This short post comprises an introduction to a book by Michael Patrick Hederman entitled Walkabout.
Those who have read John Moriarty‘s Dreamtime or indeed visited Tara in the last years (wherein the bisection of the Gabhra Valley to accommodate the M3) will like this attached poem. Walkabout is a wonderful book with themes and concepts that are attractive to me. I like the way Hederman thinks and how he writes , which is more than can be said for a certain FF Minister who seems to espouse pseudo-creationist ideas and even launches books for the most-suspect types of people.
For readers of poems and poetry, I am adding the following poem as an introduction to a concept. An antidote to the ridiculous situation last night in Ireland regarding the launch of a book which for all the wrong reasons comprises an alliance between pseudo-thought and pseudo-religiousity.
The links at end are to three books which I think are related somewhat to the themes found within the poem and the thinkers who define for us an absence in myth. (and a lot of appalling garish noise). What occurs in the absence of mythos is a void and one suspects that the greatest tub-thumpers will willingly make use of it. I am for Hederman’s dignity and writing.
Cóiced.
The word for a ‘province’ in Irish is ‘fifth’.
The fifth one : Meath or ‘middle’ place,
is secret : a drawer, or priest-hole,
Omphallos
a sliding door oiled into space
rock-faced , as in sheer of cliff.
‘We’ll find them’, callow children laughed
on mid-term breaks
in plastic macs.
‘Don’t drive. We’ll walk.’
They held a compass : North, North-West
and tied a thread to leave a trail.
We found one body in a field
metal-detected teeth through lime
walking-shoes out on a ledge.
One child survived. Now ninety-nine
one plain, one purl, hand-knitted
time of sorrow. For
‘Wherever you walk in Ireland
you reach the edge.
Cóiced , by Mark Patrick Hederman , from The Book of the Icons , Walkabout. Publ Columba Press 2005.
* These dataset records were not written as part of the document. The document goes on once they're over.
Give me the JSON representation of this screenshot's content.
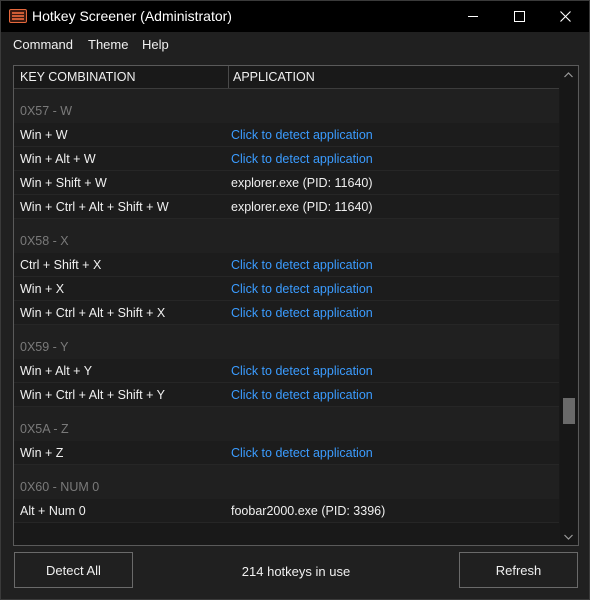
{
  "window": {
    "title": "Hotkey Screener (Administrator)"
  },
  "menu": {
    "command": "Command",
    "theme": "Theme",
    "help": "Help"
  },
  "columns": {
    "key": "KEY COMBINATION",
    "app": "APPLICATION"
  },
  "groups": [
    {
      "label": "0X57 - W",
      "rows": [
        {
          "key": "Win + W",
          "app": "Click to detect application",
          "link": true
        },
        {
          "key": "Win + Alt + W",
          "app": "Click to detect application",
          "link": true
        },
        {
          "key": "Win + Shift + W",
          "app": "explorer.exe (PID: 11640)",
          "link": false
        },
        {
          "key": "Win + Ctrl + Alt + Shift + W",
          "app": "explorer.exe (PID: 11640)",
          "link": false
        }
      ]
    },
    {
      "label": "0X58 - X",
      "rows": [
        {
          "key": "Ctrl + Shift + X",
          "app": "Click to detect application",
          "link": true
        },
        {
          "key": "Win + X",
          "app": "Click to detect application",
          "link": true
        },
        {
          "key": "Win + Ctrl + Alt + Shift + X",
          "app": "Click to detect application",
          "link": true
        }
      ]
    },
    {
      "label": "0X59 - Y",
      "rows": [
        {
          "key": "Win + Alt + Y",
          "app": "Click to detect application",
          "link": true
        },
        {
          "key": "Win + Ctrl + Alt + Shift + Y",
          "app": "Click to detect application",
          "link": true
        }
      ]
    },
    {
      "label": "0X5A - Z",
      "rows": [
        {
          "key": "Win + Z",
          "app": "Click to detect application",
          "link": true
        }
      ]
    },
    {
      "label": "0X60 - NUM 0",
      "rows": [
        {
          "key": "Alt + Num 0",
          "app": "foobar2000.exe (PID: 3396)",
          "link": false
        }
      ]
    }
  ],
  "footer": {
    "detect_all": "Detect All",
    "status": "214 hotkeys in use",
    "refresh": "Refresh"
  },
  "colors": {
    "link": "#3b9cff",
    "group_label": "#7a7a7a",
    "background": "#202020"
  }
}
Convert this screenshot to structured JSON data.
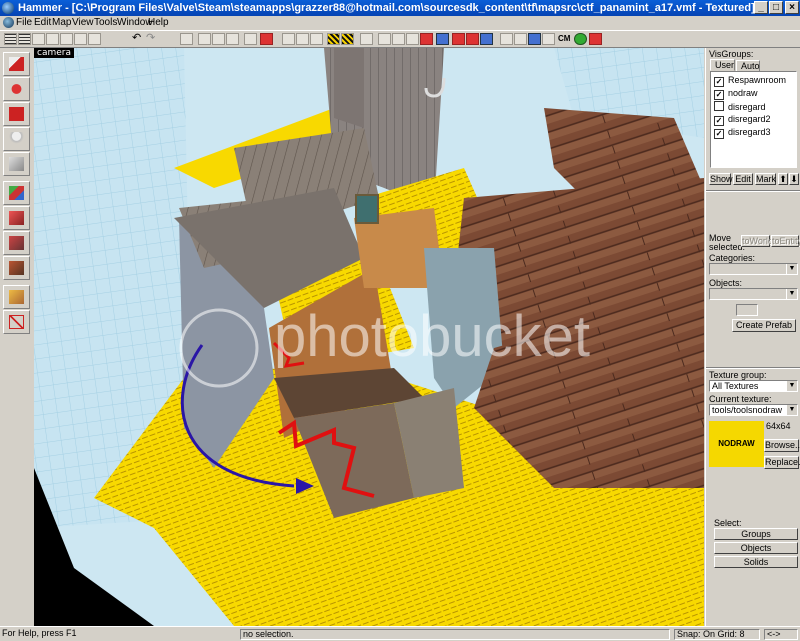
{
  "window": {
    "title": "Hammer - [C:\\Program Files\\Valve\\Steam\\steamapps\\grazzer88@hotmail.com\\sourcesdk_content\\tf\\mapsrc\\ctf_panamint_a17.vmf - Textured]",
    "minimize": "_",
    "maximize": "□",
    "close": "×"
  },
  "menu": [
    "File",
    "Edit",
    "Map",
    "View",
    "Tools",
    "Window",
    "Help"
  ],
  "toolbar": {
    "snap_label": "CM"
  },
  "left_tools": [
    "selection-tool",
    "magnify-tool",
    "camera-tool",
    "entity-tool",
    "block-tool",
    "texture-tool",
    "apply-texture-tool",
    "decal-tool",
    "overlay-tool",
    "clipping-tool",
    "vertex-tool"
  ],
  "viewport": {
    "label": "camera",
    "watermark": "photobucket"
  },
  "right_panel": {
    "visgroups_label": "VisGroups:",
    "tabs": [
      "User",
      "Auto"
    ],
    "visgroups": [
      {
        "name": "Respawnroom",
        "checked": true
      },
      {
        "name": "nodraw",
        "checked": true
      },
      {
        "name": "disregard",
        "checked": false
      },
      {
        "name": "disregard2",
        "checked": true
      },
      {
        "name": "disregard3",
        "checked": true
      }
    ],
    "vis_buttons": [
      "Show",
      "Edit",
      "Mark",
      "⬆",
      "⬇"
    ],
    "move_selected_label": "Move selected:",
    "to_world": "toWorld",
    "to_entity": "toEntity",
    "categories_label": "Categories:",
    "objects_label": "Objects:",
    "create_prefab": "Create Prefab",
    "texture_group_label": "Texture group:",
    "texture_group_value": "All Textures",
    "current_texture_label": "Current texture:",
    "current_texture_value": "tools/toolsnodraw",
    "texture_size": "64x64",
    "texture_preview_text": "NODRAW",
    "browse": "Browse...",
    "replace": "Replace...",
    "select_label": "Select:",
    "select_buttons": [
      "Groups",
      "Objects",
      "Solids"
    ]
  },
  "status": {
    "help": "For Help, press F1",
    "selection": "no selection.",
    "snap": "Snap: On Grid: 8",
    "arrows": "<->"
  }
}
Reading is not always about being literal. The obit that I wrote for John Moriarty has been filed until I go back to the Dreamtime book and examine again the Conaire and Tara pieces. It is funny how close Moriarty’s ideas of trishagion, sanctus and kedushah came to the spirit of the Hederman book. Maybe we are all on various Walkabouts that reject the literal-minded reductio ad absurdum of learned illiteracy amongst those of us who refuse to read the books that are so readily available to us.